'Scared to come outside': Neighbors along South Philadelphia public safety walk say gun violence is out of control

They met with police and lawmakers after the second deadly shooting in four days within a six-block area
Councilmember Kenyatta Johnson at a resident's door in Point Breeze. Two people were shot and killed within six blocks of each other in a four-day period.
Councilmember Kenyatta Johnson at a resident's door in Point Breeze. Two people were shot and killed within six blocks of each other in a four-day period. Photo credit Nina Baratti/KYW Newsradio

PHILADELPHIA (KYW Newsradio) — A group of community activists went door-to-door in South Philadelphia for a “Peace, Not Guns" walk Wednesday afternoon in a neighborhood where residents say they’re scared to even step outside their homes.

Damon Smith, 45, was fatally shot near the corner of South 21st and Dickinson streets in Point Breeze Saturday afternoon.

Police officers and volunteers joined Councilmember Kenyatta Johnson in knocking on doors near the corner where Smith was shot. They handed out information about resources related to gun violence.

"We have been doing some concrete things. But obviously, we need more work to do,” said Johnson on Wednesday. “We didn't get here overnight, so we're not going to solve this overnight."

Johnson said elected officials have made significant investments in gun violence prevention initiatives.

“The fact that we're all meeting and working together, I think that's concrete,” said Johnson.

"We didn't have that type of cohesiveness of people working together before in the past, and again, the only way we're going to solve this is all of us working together.”

But the gun violence crisis continues on.

This was the second time this week that organizers held such a walk after a South Philadelphia homicide. They did the same Monday afternoon after Joelill Foy, 26, was shot and killed just six blocks away last week.

Philadelphia is now on pace to surpass the city’s record one-year homicide total of 560 from last year. A woman was shot and killed in Frankford while she was grilling a meal for her family, becoming the 322nd homicide victim of 2022.

Karen Carvalho, who lives in Point Breeze, said she lost her 25-year-old son to gun violence a couple of years ago.

"It's nightmares. It's everything. It's horrible,” Carvalho conveyed. “People are scared to come outside. I'm scared to even walk to the store. It's just horrible. We've never lived like this before."

She added that she suffered a heart attack after her son was killed.

“I’ve got stents in my heart. For the rest of my life, I'm on blood thinners. It just needs to stop,” Carvalho tearfully said.

“I'm begging. Y'all took my son. Y’all have got to stop. You're hurting people's families. People's families are suffering.”

Neighbor Beverly Hines said it's getting out of control.

"The young boys, they don't even care about life,” Hines said.

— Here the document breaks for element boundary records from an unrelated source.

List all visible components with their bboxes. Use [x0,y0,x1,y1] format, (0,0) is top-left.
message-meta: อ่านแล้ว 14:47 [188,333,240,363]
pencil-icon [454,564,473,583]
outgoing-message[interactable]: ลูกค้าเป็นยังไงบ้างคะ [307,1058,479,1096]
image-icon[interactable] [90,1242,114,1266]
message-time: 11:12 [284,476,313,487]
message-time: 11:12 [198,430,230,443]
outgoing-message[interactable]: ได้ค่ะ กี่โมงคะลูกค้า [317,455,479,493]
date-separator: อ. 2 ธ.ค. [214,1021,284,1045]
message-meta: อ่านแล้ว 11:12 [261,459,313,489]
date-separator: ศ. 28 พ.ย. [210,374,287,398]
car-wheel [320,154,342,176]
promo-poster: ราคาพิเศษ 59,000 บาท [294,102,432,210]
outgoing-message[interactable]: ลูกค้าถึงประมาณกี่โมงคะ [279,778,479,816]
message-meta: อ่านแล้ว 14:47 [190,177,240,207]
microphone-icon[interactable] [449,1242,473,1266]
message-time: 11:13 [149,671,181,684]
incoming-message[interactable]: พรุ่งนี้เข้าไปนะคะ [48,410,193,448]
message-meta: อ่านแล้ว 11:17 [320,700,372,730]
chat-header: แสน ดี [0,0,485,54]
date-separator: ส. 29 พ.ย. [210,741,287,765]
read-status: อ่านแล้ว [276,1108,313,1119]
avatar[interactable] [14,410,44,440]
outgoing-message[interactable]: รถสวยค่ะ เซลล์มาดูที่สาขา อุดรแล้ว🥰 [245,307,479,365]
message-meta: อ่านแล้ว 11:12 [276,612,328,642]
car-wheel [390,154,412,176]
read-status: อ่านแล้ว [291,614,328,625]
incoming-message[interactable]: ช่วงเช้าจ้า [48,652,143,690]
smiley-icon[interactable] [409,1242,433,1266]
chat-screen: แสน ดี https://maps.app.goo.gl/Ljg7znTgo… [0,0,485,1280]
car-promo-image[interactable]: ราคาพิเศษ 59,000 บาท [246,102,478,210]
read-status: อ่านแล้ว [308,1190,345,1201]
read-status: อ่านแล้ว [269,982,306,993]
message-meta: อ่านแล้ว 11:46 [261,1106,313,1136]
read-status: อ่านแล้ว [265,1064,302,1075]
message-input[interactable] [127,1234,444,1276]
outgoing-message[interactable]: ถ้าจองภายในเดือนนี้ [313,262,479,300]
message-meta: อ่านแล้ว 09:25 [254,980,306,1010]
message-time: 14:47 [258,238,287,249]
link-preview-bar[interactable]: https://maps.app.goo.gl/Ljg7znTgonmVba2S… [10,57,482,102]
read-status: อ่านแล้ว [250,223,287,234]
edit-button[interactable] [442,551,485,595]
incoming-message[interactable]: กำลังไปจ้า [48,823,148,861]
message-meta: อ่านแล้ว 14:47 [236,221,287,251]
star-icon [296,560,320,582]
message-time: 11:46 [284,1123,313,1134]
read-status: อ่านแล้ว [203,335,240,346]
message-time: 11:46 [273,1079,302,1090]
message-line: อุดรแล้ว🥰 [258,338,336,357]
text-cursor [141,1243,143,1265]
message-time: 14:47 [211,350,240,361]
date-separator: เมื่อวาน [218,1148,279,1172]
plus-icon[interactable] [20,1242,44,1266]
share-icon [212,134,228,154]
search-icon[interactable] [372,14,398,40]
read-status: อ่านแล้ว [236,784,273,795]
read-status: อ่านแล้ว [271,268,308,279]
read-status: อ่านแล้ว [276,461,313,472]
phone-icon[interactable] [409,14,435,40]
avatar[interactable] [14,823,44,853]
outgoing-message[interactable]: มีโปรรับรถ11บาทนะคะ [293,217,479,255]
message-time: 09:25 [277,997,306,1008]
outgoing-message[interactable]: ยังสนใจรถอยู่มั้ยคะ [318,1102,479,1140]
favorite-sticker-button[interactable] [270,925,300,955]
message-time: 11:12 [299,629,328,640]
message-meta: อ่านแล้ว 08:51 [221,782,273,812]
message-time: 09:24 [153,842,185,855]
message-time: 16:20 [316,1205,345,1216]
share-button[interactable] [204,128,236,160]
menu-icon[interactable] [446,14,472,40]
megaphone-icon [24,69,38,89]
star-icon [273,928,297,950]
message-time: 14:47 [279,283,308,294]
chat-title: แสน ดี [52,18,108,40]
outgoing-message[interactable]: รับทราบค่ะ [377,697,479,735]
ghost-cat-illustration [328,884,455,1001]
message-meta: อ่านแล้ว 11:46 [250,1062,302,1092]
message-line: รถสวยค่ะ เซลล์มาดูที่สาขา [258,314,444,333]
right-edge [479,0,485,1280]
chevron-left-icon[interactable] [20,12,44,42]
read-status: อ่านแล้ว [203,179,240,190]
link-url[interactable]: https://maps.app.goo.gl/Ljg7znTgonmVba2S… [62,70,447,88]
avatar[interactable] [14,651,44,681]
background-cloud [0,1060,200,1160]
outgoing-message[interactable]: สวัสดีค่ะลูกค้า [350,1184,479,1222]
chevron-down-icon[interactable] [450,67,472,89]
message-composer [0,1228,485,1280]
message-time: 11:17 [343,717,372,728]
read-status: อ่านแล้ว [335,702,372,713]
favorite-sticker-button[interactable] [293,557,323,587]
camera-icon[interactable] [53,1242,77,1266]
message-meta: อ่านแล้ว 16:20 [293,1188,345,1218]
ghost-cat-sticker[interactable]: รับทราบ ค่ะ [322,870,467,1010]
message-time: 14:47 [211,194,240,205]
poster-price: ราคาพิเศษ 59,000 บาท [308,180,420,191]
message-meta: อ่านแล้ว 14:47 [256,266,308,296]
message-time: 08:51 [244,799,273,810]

“Because when they pull that trigger and kill innocent people, just killing anybody, they're going to jail for the rest of their life. They're never going to live life. They won't make nothing, see nothing, have nothing, be nothing."

Mayor Jim Kenney told KYW Newsradio Wednesday that the city is not doing enough to curtail the gun violence crisis, but will continue to try and “interrupt” violent crime and take illegal guns off the streets.

Police said on Wednesday in a press briefing that 119 juveniles have been shot this year alone. 31 of them are under the age of 15.

They added that they have not taken anyone into custody for Smith’s killing, but have identified several people of interest.

Kristen Johanson contributed to this report.